Create an ODPS MR node

  1. On the DataStudio page, find the target workflow, right-click MaxCompute, and choose Create > ODPS MR.
  2. In the Create Node dialog box that appears, set parameters and click Commit to create an ODPS MR node. On the node configuration tab that appears, edit the code of the ODPS MR node.

    After you edit the code of the ODPS MR node, you can save the code and commit the node. For more information, see ODPS MR node configuration tab.

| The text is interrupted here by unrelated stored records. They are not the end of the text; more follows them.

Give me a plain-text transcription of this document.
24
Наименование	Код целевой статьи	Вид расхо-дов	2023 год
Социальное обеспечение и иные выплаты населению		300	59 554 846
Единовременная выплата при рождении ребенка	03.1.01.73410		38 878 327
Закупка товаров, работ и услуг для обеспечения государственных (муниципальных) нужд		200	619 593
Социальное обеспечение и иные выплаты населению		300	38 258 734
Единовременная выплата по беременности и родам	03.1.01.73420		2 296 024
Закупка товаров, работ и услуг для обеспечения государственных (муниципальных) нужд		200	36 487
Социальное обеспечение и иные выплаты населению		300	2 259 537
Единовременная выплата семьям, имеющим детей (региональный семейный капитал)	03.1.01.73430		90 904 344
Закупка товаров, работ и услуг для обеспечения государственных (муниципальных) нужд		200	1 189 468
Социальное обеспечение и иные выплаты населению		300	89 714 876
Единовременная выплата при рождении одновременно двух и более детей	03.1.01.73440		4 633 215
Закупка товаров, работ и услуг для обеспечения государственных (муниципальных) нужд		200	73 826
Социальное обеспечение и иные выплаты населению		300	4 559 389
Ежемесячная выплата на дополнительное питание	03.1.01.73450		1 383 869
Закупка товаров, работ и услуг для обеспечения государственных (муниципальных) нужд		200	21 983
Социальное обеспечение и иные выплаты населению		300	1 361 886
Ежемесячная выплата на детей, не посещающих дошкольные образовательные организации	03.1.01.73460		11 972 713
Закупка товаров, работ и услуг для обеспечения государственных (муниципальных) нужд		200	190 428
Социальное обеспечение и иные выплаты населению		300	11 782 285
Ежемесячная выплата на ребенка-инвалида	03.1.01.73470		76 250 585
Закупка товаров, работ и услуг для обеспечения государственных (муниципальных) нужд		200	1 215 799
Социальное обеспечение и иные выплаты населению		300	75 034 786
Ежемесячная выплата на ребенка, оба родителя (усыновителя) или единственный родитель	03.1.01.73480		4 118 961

    The sample code is as follows:
    -- Create an input table.
    CREATE TABLE if not exists jingyan_wc_in (key STRING, value STRING);
    -- Create an output table.
    CREATE TABLE if not exists jingyan_wc_out (key STRING, cnt BIGINT);
        --- Create the dual table.
        drop table if exists dual;
        create table dual(id bigint); -- Create the dual table if no dual table exists in the current workspace and initialize the table.
        --- Initialize the dual table.
        insert overwrite table dual select count(*) from dual;
        --- Insert the sample data to the wc_in table.
        insert overwrite table jingyan_wc_in select * from (
        select 'project','val_pro' from dual 
        union all 
        select 'problem','val_pro' from dual
        union all 
        select 'package','val_a' from dual
        union all 
        select 'pad','val_a' from dual
          ) b;
    -- Reference the uploaded JAR package. You can find the JAR package in the resource list, right-click the JAR resource, and select Insert Resource Path.
    jar -resources mapreduce-examples.jar -classpath ./mapreduce-examples.jar jingyan_wc_in jingyan_wc_out
    The code is described as follows:
    • --@resource_reference: references a resource. Find the target resource, right-click it, and select Insert Resource Path to generate the reference statement.
    • -resources: the name of the referenced JAR resource.
    • -classpath: the path of the JAR resource. You can simply enter ./Resource name because the resource has been referenced.
    • the main class in the JAR resource to be called during node running. It must be the same as the main class name in the JAR resource.
    • jingyan_wc_in: the name of the input table of the ODPS MR node. The input table is created in the preceding code.
    • jingyan_wc_out: the name of the output table of the ODPS MR node. The output table is created in the preceding code.
    • If you use multiple JAR resources in a single ODPS MR node, separate the resource paths with commas (,), for example, -classpath ./xxxx1.jar,./xxxx2.jar.
  3. Configure the node properties.

    Click the Properties tab in the right-side navigation pane. On the Properties tab that appears, set the relevant parameters. For more information, see Properties.

  4. Commit the node.

    After the node properties are configured, click the Save icon in the upper-left corner. Then, commit or commit and unlock the node to the development environment.

  5. Deploy the node.

    For more information, see Deploy a node.

  6. Test the node in the production environment.